I bite my tongue, holding back a laugh. Shaking my head, I go into my bedroom, close the door, and grab some clean clothes. As I pull a loose sweater over my head, I wonder if maybe I should find my own place to stay while I’m here. After all, we’ve never stayed with each other for more than a few days, and we’re already past that.

It actually stuns me slightly to realize it’s been an entire week since Beckett showed up in Cliveden, the day of Grandpa’s funeral.

But the selfish side of me wins out once again. I don’t know how I’ll ever repay him for everything he’s done for me, but I can’t imagine not having Beckett around right now. Just knowing he’s down the hall grounds me. I need him. I need my friend. And that means I have to make sure the lines around our friendship are drawn clearly and there’s no confusion.

Making my way into the kitchen, I fill a glass with water and take a drink, staring out the window at the backyard. Footsteps tell me of his arrival and I turn around to lean against the counter.

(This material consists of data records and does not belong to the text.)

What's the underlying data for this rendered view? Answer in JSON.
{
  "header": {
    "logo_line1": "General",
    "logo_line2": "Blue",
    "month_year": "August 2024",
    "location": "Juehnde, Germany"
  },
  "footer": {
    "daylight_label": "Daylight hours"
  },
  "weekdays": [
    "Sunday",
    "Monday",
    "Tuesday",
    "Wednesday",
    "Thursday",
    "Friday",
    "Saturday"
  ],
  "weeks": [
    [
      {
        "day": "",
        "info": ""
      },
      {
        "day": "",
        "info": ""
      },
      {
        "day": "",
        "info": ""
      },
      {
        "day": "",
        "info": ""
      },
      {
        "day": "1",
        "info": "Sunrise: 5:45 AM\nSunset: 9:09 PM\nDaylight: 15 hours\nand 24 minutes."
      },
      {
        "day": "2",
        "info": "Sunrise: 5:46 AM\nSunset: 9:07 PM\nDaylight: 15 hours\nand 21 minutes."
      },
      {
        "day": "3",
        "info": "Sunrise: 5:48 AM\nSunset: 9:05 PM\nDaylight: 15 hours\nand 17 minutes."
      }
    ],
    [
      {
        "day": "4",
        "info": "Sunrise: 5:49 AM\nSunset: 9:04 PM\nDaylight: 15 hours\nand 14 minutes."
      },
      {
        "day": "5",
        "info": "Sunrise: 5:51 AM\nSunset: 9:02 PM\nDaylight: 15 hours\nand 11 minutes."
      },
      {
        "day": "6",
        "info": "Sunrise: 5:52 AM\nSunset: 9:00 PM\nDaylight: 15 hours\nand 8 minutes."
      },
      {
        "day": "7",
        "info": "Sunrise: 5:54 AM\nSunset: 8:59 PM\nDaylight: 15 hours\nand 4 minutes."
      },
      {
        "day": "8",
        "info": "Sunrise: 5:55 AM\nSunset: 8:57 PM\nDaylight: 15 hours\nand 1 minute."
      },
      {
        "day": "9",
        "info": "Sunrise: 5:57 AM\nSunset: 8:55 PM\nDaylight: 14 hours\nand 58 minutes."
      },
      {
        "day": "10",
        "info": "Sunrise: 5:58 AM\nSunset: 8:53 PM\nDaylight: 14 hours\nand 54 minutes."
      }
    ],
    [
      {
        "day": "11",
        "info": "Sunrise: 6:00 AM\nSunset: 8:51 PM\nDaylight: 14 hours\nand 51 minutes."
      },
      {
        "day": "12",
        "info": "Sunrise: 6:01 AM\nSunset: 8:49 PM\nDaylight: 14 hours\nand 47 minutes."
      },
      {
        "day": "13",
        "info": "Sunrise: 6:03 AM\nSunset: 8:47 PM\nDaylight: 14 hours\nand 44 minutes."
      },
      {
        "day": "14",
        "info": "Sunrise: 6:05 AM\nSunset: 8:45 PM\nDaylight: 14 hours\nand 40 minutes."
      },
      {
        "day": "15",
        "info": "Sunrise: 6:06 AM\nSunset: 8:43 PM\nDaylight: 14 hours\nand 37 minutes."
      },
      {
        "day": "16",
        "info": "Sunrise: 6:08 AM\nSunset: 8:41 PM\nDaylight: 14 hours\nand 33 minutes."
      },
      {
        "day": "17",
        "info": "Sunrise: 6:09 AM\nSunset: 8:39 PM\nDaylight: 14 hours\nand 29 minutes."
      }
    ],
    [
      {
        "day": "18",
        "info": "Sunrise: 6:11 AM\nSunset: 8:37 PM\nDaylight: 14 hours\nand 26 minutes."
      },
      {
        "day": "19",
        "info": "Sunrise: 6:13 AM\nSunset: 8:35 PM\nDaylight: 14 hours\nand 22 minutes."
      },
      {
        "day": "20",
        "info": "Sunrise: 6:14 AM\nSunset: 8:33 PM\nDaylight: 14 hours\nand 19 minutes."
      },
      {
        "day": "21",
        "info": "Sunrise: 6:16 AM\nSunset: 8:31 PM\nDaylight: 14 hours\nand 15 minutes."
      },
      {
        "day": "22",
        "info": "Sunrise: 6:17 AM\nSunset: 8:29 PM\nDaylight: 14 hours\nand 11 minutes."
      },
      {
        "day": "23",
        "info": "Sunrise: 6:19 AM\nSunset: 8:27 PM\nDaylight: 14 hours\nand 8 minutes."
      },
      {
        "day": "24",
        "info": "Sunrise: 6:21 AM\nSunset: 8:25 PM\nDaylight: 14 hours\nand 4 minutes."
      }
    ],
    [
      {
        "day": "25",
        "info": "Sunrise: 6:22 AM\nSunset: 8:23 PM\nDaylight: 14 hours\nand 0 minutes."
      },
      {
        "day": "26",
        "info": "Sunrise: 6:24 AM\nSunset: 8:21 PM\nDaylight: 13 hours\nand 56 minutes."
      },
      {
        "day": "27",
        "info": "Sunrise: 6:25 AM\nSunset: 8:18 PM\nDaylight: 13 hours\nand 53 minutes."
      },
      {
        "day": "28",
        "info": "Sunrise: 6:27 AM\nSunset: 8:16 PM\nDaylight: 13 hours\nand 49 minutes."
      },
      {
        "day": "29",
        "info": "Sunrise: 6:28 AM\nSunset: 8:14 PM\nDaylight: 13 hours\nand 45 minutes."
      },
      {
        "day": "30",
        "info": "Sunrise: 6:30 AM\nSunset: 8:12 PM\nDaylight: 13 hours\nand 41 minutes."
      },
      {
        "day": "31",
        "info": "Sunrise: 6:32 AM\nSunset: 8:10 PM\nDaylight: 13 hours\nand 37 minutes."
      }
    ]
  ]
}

“I failed again at the whole dinner and a drink thing, but in my defense, you came home early.” I paste on what I hope is a teasing smile. If we can keep everything light and friendly between us, the way it’s always been, everything will be fine. He thinks he has to save me from myself, but the truth is, it’s up to me to save us both.

His eyes meet mine, and he gives me a small grin, making me internally sigh with relief. “There’s some teriyaki chicken marinating in the fridge and stuff for a stir-fry, if that sounds good. We can add some of those steamed noodles you love as well.”